RUMFORD – A NewPage Corp. employee who was hospitalized by a chlorine gas leak on Tuesday was released from Rumford Hospital on Wednesday morning.

Mill spokesman Tony Lyons said the employee was one of three affected by a chlorine dioxide solution that was released into the air when a forklift truck hit a two-inch plastic pipe carrying the chemical around 12:30 p.m. Tuesday.

The released employee, as well as another who was treated at the scene, and a third who declined treatment, will return to work as soon as they receive approval from the mill physician. Lyons declined to name the employees.

More than 50 people from the work site were evacuated for about an hour while the affected area was ventilated.
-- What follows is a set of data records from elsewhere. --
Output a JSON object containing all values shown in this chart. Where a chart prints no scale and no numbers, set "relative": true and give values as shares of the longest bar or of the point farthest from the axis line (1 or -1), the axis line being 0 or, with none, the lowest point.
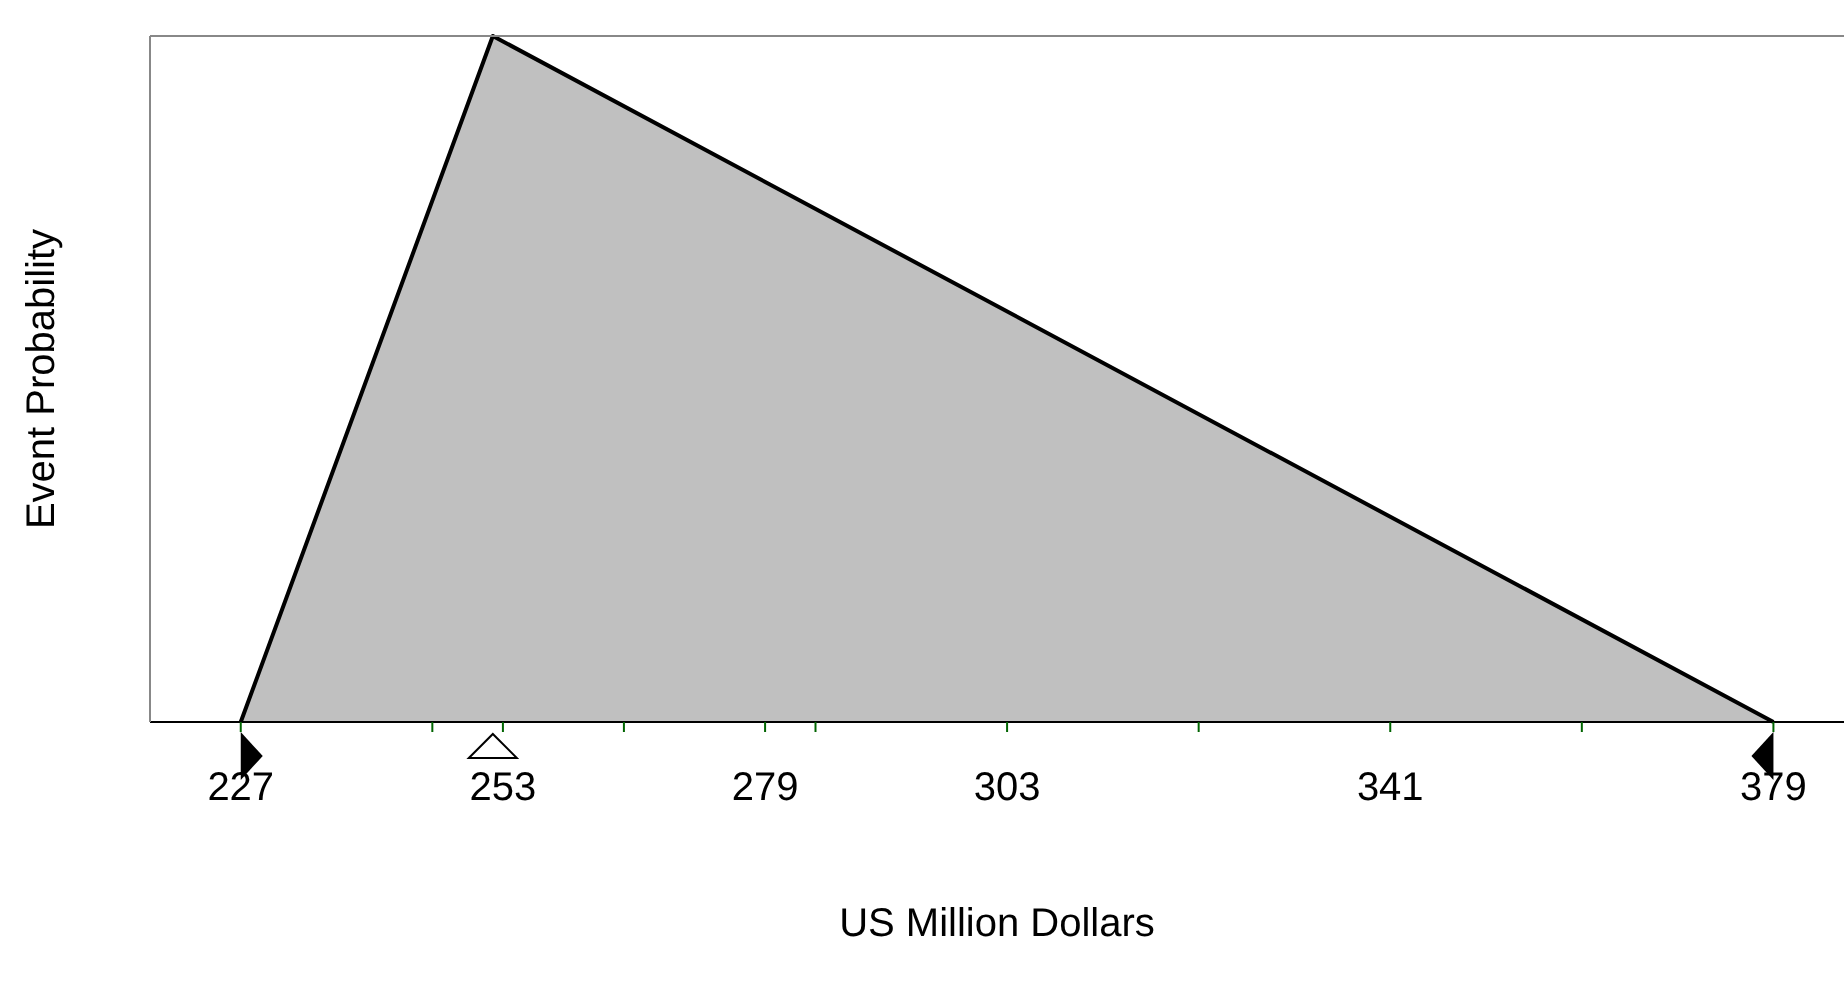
{
  "chart_data": {
    "type": "area",
    "relative": true,
    "xlabel": "US Million Dollars",
    "ylabel": "Event Probability",
    "x": [
      227,
      252,
      379
    ],
    "series": [
      {
        "color": "#c0c0c0",
        "values": [
          0,
          1,
          0
        ]
      }
    ],
    "xlim": [
      218,
      386
    ],
    "xticks": [
      227,
      {
        "value": 246,
        "label": null
      },
      253,
      {
        "value": 265,
        "label": null
      },
      279,
      {
        "value": 284,
        "label": null
      },
      303,
      {
        "value": 322,
        "label": null
      },
      341,
      {
        "value": 360,
        "label": null
      },
      379
    ],
    "grid": false
  }
}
Lyons said one of the injured employees had been involved in a chemical leak incident last May.

During last spring’s incident, nine employees were taken to the hospital where they were evaluated, decontaminated and treated. Six were released the same day, while three were kept overnight. A number of other employees were evacuated for several hours during the cleanup. An accidental mixing of two chemicals created a chemical reaction that resulted in a puff of chlorine gas.
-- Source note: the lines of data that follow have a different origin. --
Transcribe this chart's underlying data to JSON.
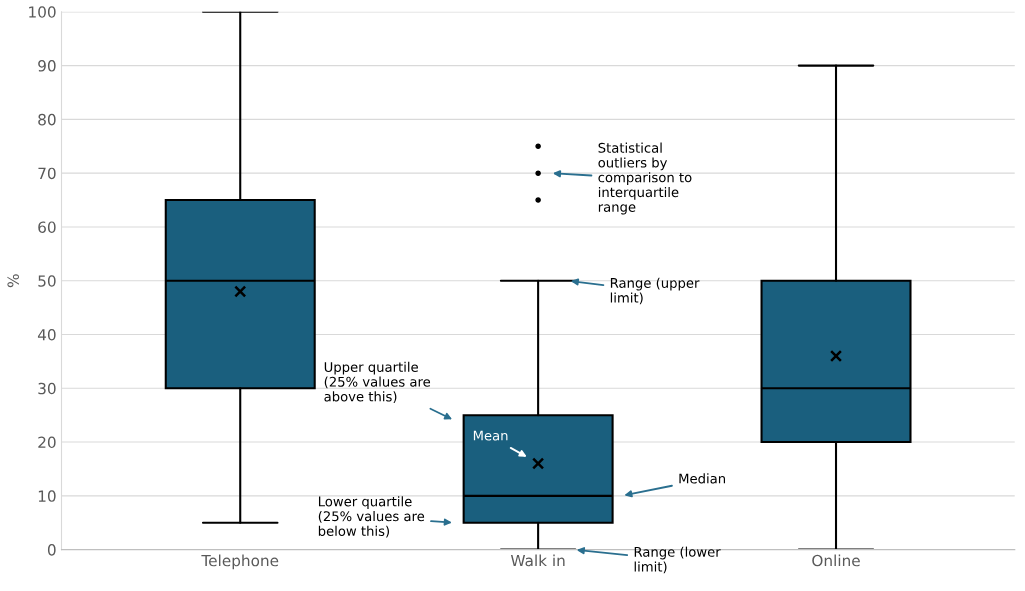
{
  "chart_data": {
    "type": "box",
    "ylabel": "%",
    "categories": [
      "Telephone",
      "Walk in",
      "Online"
    ],
    "boxes": [
      {
        "low": 5,
        "q1": 30,
        "median": 50,
        "q3": 65,
        "high": 100,
        "mean": 48
      },
      {
        "low": 0,
        "q1": 5,
        "median": 10,
        "q3": 25,
        "high": 50,
        "mean": 16,
        "outliers": [
          65,
          70,
          75
        ]
      },
      {
        "low": 0,
        "q1": 20,
        "median": 30,
        "q3": 50,
        "high": 90,
        "mean": 36
      }
    ],
    "color": "#1a5f7e",
    "ylim": [
      0,
      100
    ],
    "yticks": [
      0,
      10,
      20,
      30,
      40,
      50,
      60,
      70,
      80,
      90,
      100
    ],
    "grid": "y",
    "marker": "cross",
    "annotations": [
      "Statistical\noutliers by\ncomparison to\ninterquartile\nrange",
      "Range (upper\nlimit)",
      "Upper quartile\n(25% values are\nabove this)",
      "Mean",
      "Median",
      "Lower quartile\n(25% values are\nbelow this)",
      "Range (lower\nlimit)"
    ]
  }
}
Lyons said whenever a similar accident occurs, an investigation takes place within 48 hours. A process is then put into place to help assure that a similar incident will not reoccur.
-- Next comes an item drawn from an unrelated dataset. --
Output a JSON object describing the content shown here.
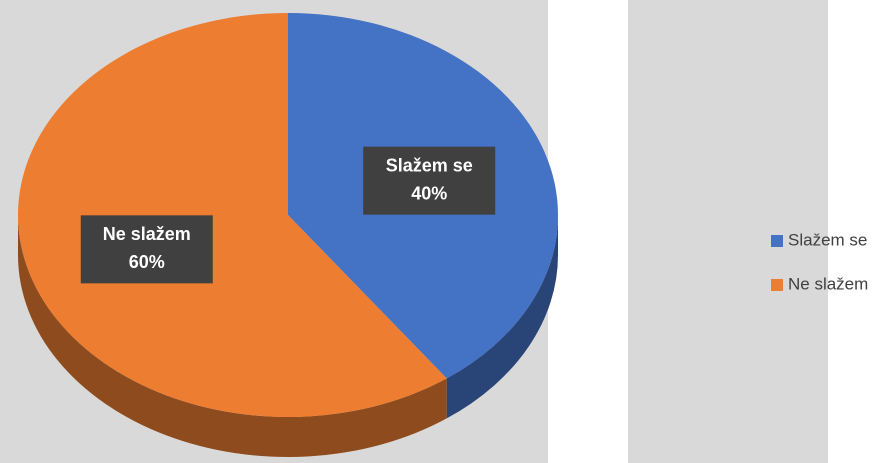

Part of the investigation, which usually takes a few more days, includes taking comments from those affected or evacuated, Med-Care Ambulance Service employees, Rumford Fire Department members, and the mill’s safety department.

If an employee is injured on the job, he or she is entitled to workers’ compensation. The employee will get paid, said Lyons.

After the May incident, several new emergency notification procedures were put into place or extended, such as changing numeric pagers to text pagers that can print a message, the capability to send a message to all computers in the mill, and the ability to go beyond sirens and horns by providing a voice-over on the mill’s intercom system.

He said changes were also made to the commodity area where the chemical reaction took place in May.

As far as Tuesday’s incident goes, Lyons said improvements will be made so that it won’t happen again.

“We never want to learn this way,” he said.